New Season’s Reasons

by the Village Elliott

The start of each season,
Your team has new reason
To think this might be their year,
Though every team’s fans
Likewise make their plans
To partake of team’s World Series cheer!

Let the fire burn out
In your stove, we’re about
To join your team for Spring Training fun;
Though snow is not melting
Back home, we’re sweltering
Underneath a near-tropical sun.

We’ll see who’s been signed to
Join your team, and now who
Still looks fit in their old uniform.
We will evaluate
Those who came to camp late,
See who already blew out his arm;

For I think it behooves
Fans to study the moves
By their teams made in off-season deals,
Like your team who ain’t won
Major League Gonfalon
In years despite your life-long appeals.

But it’s a new season,
And you have your reason
To think certainly “This is next year!”
So, despite other fans
Also making their plans,
This is your year for World Series cheer!

 

Life is Good!

by James Finn Garner

Winter’s been raw as a campout in Banff.
Your new basement walls are moldy and damp.
Your drapes caught fire from a knocked over lamp—

Relax!
Pitchers and catchers are reporting to camp.

 

Your check-writing hand’s developed a cramp,
Your bills are all due and you ain’t got a stamp,
Creditors cling to your neck like a clamp—

Smile!
Pitchers and catchers are reporting to camp.

 

Your yard now faces a new freeway ramp.
Your son is engaged to a gold-digging tramp.
Your “guitar hero” neighbor’s just bought a new amp—

Life is good!
Pitchers and catchers are reporting to camp.

 

First posted 2/13/2008

On the Death of Baseball (1994/2014)

by Holly L. McEntyre

I spent my childhood
.        learning to tell
.        balls from strikes and
.        rejoicing over 6-4-3
double plays.

Memorizing the names and positions
.        of all “my” players,
.        watching my Montreal Expos “win some, lose some”
.        at Jarry Park,
copying their signatures from baseball cards
.        into my little red scrapbook.

Belting out two anthems
.        at “The Big ‘O’”
Proud of my country,
.        and of Canada,
and of the great North American game.

In the film version
.        of “Shoeless Joe”
James Earl Jones
.        tells us
that baseball is
.        the one constant,
baseball is America.

When baseball is ruined,
destroyed for the masses
.        by the few
.        wealthy enough
to own
.        those who
.        play for pay,
What does this say
.        about our constant,
What does this say
.        about our country?

It says
that even though a boy can
.        “have a catch” with his father,
although Mo’Ne Davis “throws
.        like a girl” at 70 MPH,
we have struck out,
because “Field of Dreams”
is just a movie, the “American Dream”
is just a myth, and
baseball
is just a game.

 

October Replays

by James Finn Garner

While Giants fans
And Royal loyals
watch the see-saw
with short breath
life-and-death

I feel like I do when I’m watching
an old favorite movie,
and the second-from-last scene is playing
as succulently as ever

“I couldn’t be fonder of you if you were my own son.
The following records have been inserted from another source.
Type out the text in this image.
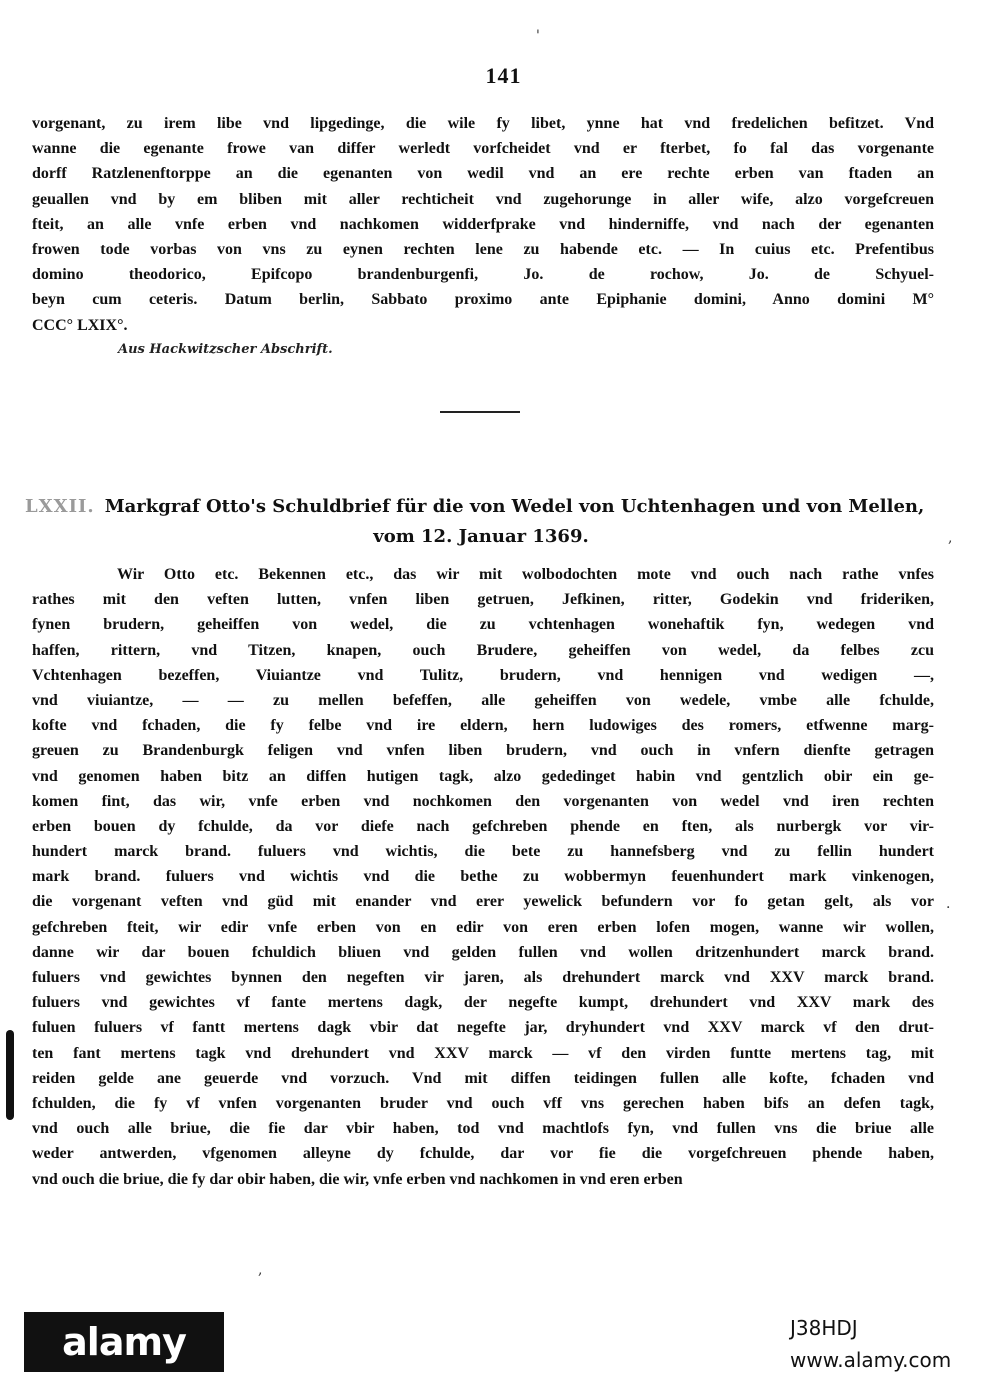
141
vorgenant, zu irem libe vnd lipgedinge, die wile fy libet, ynne hat vnd fredelichen befitzet. Vnd
wanne die egenante frowe van differ werledt vorfcheidet vnd er fterbet, fo fal das vorgenante
dorff Ratzlenenftorppe an die egenanten von wedil vnd an ere rechte erben van ftaden an
geuallen vnd by em bliben mit aller rechticheit vnd zugehorunge in aller wife, alzo vorgefcreuen
fteit, an alle vnfe erben vnd nachkomen widderfprake vnd hinderniffe, vnd nach der egenanten
frowen tode vorbas von vns zu eynen rechten lene zu habende etc. — In cuius etc. Prefentibus
domino theodorico, Epifcopo brandenburgenfi, Jo. de rochow, Jo. de Schyuel-
beyn cum ceteris. Datum berlin, Sabbato proximo ante Epiphanie domini, Anno domini M°
CCC° LXIX°.
Aus Hackwitzscher Abschrift.
LXXII. Markgraf Otto's Schuldbrief für die von Wedel von Uchtenhagen und von Mellen,
vom 12. Januar 1369.
Wir Otto etc. Bekennen etc., das wir mit wolbodochten mote vnd ouch nach rathe vnfes
rathes mit den veften lutten, vnfen liben getruen, Jefkinen, ritter, Godekin vnd frideriken,
fynen brudern, geheiffen von wedel, die zu vchtenhagen wonehaftik fyn, wedegen vnd
haffen, rittern, vnd Titzen, knapen, ouch Brudere, geheiffen von wedel, da felbes zcu
Vchtenhagen bezeffen, Viuiantze vnd Tulitz, brudern, vnd hennigen vnd wedigen —,
vnd viuiantze, — — zu mellen befeffen, alle geheiffen von wedele, vmbe alle fchulde,
kofte vnd fchaden, die fy felbe vnd ire eldern, hern ludowiges des romers, etfwenne marg-
greuen zu Brandenburgk feligen vnd vnfen liben brudern, vnd ouch in vnfern dienfte getragen
vnd genomen haben bitz an diffen hutigen tagk, alzo gededinget habin vnd gentzlich obir ein ge-
komen fint, das wir, vnfe erben vnd nochkomen den vorgenanten von wedel vnd iren rechten
erben bouen dy fchulde, da vor diefe nach gefchreben phende en ften, als nurbergk vor vir-
hundert marck brand. fuluers vnd wichtis, die bete zu hannefsberg vnd zu fellin hundert
mark brand. fuluers vnd wichtis vnd die bethe zu wobbermyn feuenhundert mark vinkenogen,
die vorgenant veften vnd güd mit enander vnd erer yewelick befundern vor fo getan gelt, als vor
gefchreben fteit, wir edir vnfe erben von en edir von eren erben lofen mogen, wanne wir wollen,
danne wir dar bouen fchuldich bliuen vnd gelden fullen vnd wollen dritzenhundert marck brand.
fuluers vnd gewichtes bynnen den negeften vir jaren, als drehundert marck vnd XXV marck brand.
fuluers vnd gewichtes vf fante mertens dagk, der negefte kumpt, drehundert vnd XXV mark des
fuluen fuluers vf fantt mertens dagk vbir dat negefte jar, dryhundert vnd XXV marck vf den drut-
ten fant mertens tagk vnd drehundert vnd XXV marck — vf den virden funtte mertens tag, mit
reiden gelde ane geuerde vnd vorzuch. Vnd mit diffen teidingen fullen alle kofte, fchaden vnd
fchulden, die fy vf vnfen vorgenanten bruder vnd ouch vff vns gerechen haben bifs an defen tagk,
vnd ouch alle briue, die fie dar vbir haben, tod vnd machtlofs fyn, vnd fullen vns die briue alle
weder antwerden, vfgenomen alleyne dy fchulde, dar vor fie die vorgefchreuen phende haben,
vnd ouch die briue, die fy dar obir haben, die wir, vnfe erben vnd nachkomen in vnd eren erben
'
,
·
,
alamy	J38HDJ
www.alamy.com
But, well, if you lose a son, it’s possible to get another.”
“Love is eternal. It has been the strongest motivation for human actions throughout history. Love is stronger than life. It reaches beyond the dark shadow of death.”
“Well, nobody’s perfect.”

But it will be over soon, like always,
And time disappears again
like always
And I walk up the stairs in the dark house
And hope to sleep
All the way til morning.

 

Baseball Record

by Steven D. Johnson

Five hundred eleven – the wins of Cy
near three sixty-seven – the bat of Ty
But in baseball heaven, just blink an eye . . .
.    and records will be broken.

Just look at Babe Ruth – seven hundred fourteen
.    To tell you the truth, his home runs were seen
.        to hold a record not passed – thirty-nine years, ‘til alas
Hank Aaron’s bat was woken.

Yet there is a record that will ever stand,
.    but it’s not Ted Williams, and it’s not Stan the Man
.        don’t look to Tris Speaker, don’t bank on Pete Rose
.           for this baseball record every ballplayer knows
.    belongs, yes it does, to another.

It’s not for stolen bases – though Oakland’s a believer
.    nor is it held by aces – like Gibson, Ford or Seaver
No, the sole baseball mark that will hold in every park
.    belongs to father, son, and brother.

The record that won’t break, held through highs and heartache,
is going seven-for-seven, every baseball season week
.    since 1911 – now that is quite a feat!
It’s keeping baseball alive since 1925.
It’s zero games missed since 1886.
It’s giving ballplayers a reason
.    to thrive in baseball season.

Yes, the only baseball record
.    that will maintain its stand
.        belongs to the beloved,
.            committed baseball fans!